We do it anyway, and while hugging the shoulder as massive tractor trailers pass within inches, one does get an understanding as to why people here invoke Dios so often.. But Sunday mornings, cyclists easily outnumber cars and it is not unusual to see pelotons of twenty or more riders together.

I have had a few close calls over the years–once a tractor trailer passed me on a lonely stretch of the Inter-American highway in southern CR and pulled back in too early. As I saw the massive vehicle sliding toward me, I took evasive action and tumbled into an overgrown culvert, resulting in a back injury that laid me up for a month.

And I have avoided numerous potential collisions with both pedestrians and vehicles by riding defensively; on these streets, a careless cyclist is an injured or dead cyclist.

And while the average Tico driver is not as bad as expats would have you believe, we are in the first generation of Costa Ricans who have easy access to automobiles. The more drivers on the road, the more bad drivers on the road. So far this year there have been 31 bicycle related fatalities in Costa Rica. That is about 2 per week.

Given the number of cyclists and drivers on the road, this is likely within the statistical expectation. My guess is that most of these deaths could have been avoided, and the blame is likely shared between the complacent cyclist, and the crappy driver.

As well, there is a breed of arrogant cyclist that doesn’t use the shoulder, or rides with friends side-by-side instead of in single file, slowing down all trailing vehicle traffic.

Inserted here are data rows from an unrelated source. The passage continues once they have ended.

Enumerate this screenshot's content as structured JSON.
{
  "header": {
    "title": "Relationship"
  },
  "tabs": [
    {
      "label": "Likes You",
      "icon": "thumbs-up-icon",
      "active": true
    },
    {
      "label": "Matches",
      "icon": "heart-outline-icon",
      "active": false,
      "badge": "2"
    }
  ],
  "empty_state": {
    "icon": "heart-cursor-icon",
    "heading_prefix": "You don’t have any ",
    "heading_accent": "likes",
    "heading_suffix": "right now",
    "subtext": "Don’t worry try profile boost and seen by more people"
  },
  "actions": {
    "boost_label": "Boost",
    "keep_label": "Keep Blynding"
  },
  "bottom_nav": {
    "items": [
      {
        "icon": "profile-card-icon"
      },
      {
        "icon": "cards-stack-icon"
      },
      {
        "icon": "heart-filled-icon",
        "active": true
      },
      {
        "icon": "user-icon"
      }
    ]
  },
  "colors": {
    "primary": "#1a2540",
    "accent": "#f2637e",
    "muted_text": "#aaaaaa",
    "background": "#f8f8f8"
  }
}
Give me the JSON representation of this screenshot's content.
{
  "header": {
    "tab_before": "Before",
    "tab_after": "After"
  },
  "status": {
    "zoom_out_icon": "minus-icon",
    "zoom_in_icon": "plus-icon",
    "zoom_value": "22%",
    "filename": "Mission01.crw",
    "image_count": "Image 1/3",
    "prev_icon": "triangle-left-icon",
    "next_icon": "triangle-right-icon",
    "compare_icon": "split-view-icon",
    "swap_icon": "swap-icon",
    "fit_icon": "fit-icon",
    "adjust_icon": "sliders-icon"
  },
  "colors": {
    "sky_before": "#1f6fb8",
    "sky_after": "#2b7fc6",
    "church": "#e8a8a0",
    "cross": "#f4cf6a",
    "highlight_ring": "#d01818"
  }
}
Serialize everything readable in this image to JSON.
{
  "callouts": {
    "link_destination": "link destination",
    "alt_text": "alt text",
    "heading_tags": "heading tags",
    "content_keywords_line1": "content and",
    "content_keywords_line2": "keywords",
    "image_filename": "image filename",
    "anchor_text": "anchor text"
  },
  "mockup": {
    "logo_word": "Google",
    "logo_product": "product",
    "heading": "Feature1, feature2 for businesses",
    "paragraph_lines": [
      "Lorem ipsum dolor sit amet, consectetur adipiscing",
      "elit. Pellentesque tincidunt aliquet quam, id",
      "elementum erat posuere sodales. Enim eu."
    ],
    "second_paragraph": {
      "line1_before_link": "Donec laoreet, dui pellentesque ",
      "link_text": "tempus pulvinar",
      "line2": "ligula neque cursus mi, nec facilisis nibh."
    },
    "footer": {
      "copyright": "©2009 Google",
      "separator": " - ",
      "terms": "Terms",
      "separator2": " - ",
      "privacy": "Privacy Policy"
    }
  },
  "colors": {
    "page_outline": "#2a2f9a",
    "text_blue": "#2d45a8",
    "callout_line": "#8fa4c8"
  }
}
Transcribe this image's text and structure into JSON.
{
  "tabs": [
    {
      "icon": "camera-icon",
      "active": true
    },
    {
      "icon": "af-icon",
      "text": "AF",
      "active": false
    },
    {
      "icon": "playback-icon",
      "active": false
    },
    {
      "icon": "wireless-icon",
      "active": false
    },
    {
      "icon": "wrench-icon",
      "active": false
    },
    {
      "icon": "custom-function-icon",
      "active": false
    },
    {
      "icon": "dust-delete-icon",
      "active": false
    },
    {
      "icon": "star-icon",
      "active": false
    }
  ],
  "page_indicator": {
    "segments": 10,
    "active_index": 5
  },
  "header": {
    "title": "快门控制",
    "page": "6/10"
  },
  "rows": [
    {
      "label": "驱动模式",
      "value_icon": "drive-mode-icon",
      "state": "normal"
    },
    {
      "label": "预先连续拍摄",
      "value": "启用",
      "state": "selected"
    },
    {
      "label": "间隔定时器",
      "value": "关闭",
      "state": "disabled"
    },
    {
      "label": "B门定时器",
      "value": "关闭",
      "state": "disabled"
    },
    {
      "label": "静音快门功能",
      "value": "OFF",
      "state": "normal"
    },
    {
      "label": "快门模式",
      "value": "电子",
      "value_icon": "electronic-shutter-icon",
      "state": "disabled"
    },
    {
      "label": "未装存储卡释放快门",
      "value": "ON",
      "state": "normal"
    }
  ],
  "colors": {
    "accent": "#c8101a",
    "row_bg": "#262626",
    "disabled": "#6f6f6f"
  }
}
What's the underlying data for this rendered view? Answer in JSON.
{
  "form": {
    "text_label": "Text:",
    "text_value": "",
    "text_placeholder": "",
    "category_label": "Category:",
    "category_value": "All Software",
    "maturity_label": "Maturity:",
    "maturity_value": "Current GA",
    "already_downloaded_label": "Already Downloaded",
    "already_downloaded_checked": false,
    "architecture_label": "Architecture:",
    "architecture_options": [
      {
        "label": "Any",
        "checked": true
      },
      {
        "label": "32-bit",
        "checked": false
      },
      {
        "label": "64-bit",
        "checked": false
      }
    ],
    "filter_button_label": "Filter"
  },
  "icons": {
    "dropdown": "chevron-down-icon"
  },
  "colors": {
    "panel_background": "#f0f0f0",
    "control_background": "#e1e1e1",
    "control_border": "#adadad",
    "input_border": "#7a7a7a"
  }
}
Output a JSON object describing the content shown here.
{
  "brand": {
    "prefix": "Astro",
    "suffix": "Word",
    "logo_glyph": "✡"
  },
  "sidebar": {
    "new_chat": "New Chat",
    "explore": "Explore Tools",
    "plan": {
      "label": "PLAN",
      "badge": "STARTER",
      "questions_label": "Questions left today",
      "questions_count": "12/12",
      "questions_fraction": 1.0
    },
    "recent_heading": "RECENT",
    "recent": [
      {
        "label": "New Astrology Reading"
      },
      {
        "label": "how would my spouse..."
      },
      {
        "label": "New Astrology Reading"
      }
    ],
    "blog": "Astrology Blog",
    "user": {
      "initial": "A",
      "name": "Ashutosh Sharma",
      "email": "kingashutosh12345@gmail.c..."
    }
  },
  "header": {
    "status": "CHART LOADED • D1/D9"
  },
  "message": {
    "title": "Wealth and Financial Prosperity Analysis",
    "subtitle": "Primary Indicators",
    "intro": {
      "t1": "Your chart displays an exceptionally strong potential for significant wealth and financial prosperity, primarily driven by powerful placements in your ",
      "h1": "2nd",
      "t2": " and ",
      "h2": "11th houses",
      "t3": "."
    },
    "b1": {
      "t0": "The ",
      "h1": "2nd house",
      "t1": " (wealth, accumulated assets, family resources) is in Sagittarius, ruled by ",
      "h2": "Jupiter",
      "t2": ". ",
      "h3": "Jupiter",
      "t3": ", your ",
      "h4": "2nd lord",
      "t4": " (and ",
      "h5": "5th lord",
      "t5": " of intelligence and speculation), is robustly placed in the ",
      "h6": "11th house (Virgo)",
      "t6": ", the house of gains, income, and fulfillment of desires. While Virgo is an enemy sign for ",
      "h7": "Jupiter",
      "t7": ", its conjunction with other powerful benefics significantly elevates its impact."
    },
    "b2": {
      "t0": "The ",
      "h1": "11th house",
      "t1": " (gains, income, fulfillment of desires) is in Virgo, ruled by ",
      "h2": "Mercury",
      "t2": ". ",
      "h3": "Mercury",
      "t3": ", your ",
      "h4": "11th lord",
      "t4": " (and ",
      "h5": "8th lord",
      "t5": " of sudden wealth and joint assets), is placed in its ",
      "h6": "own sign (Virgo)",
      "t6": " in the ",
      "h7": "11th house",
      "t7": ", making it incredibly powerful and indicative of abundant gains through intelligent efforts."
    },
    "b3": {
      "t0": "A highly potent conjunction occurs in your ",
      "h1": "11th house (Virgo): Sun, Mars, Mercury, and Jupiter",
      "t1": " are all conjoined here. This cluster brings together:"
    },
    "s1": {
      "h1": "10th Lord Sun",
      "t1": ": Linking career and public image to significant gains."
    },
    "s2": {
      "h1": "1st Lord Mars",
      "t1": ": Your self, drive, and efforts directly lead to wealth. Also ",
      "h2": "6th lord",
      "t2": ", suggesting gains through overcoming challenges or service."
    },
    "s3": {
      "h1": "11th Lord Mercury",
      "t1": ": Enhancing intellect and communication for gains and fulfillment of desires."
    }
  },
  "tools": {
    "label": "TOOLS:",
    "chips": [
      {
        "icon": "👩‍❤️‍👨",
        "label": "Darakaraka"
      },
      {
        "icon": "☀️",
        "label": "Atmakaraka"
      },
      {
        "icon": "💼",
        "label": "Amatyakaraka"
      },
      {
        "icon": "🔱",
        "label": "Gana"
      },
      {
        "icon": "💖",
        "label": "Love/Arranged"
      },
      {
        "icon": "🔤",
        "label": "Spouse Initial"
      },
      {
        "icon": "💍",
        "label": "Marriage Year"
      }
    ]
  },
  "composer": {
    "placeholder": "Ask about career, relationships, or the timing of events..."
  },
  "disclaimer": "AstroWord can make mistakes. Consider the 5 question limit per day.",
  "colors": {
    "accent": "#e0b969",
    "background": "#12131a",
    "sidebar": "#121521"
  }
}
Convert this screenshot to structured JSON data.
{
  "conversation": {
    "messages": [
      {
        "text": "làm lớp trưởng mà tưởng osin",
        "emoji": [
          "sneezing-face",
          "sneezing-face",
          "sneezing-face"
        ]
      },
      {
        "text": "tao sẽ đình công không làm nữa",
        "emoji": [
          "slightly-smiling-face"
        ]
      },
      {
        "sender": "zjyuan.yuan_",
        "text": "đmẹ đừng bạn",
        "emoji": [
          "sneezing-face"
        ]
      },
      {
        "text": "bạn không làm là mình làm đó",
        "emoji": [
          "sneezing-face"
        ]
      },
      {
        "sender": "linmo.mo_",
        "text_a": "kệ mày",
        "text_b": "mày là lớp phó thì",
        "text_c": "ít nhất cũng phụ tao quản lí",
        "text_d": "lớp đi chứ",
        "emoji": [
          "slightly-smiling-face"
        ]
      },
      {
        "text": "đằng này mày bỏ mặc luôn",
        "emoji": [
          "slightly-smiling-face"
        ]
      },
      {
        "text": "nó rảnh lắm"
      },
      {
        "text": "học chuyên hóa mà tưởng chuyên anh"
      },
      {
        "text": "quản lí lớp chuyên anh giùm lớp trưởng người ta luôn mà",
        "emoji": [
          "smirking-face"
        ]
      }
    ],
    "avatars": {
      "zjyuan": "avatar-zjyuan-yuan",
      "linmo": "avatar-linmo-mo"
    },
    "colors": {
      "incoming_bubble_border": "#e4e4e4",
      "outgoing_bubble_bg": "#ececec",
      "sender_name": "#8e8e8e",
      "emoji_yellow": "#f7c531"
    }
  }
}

But a good cyclist knows it is best to respect and coexist on the roads and highways– a person riding a bicycle is going to lose in any confrontation with a motorized mass of metal.

The Sunday morning cycling window closes fast. By mid-morning, cars are back on the road, heading to the beach or the mountains or to the suegros for the day.

The churches are in full swing, both the traditional Catholic, with the somber, dry tones of the priest and the heavy shadow of guilt hanging over the congregation; and the Evangelical, with throngs singing hossanas to the loud and raucous beat of electric guitars and drums.

About the time the churches are letting out, the bars are opening to serve the other informal religion of Costa Rica, with the 11am kickoff for the CR Soccer league games.

It is 7am Sunday morning as I finish this–time to put on my helmet, get on my 21-speed and hit the road.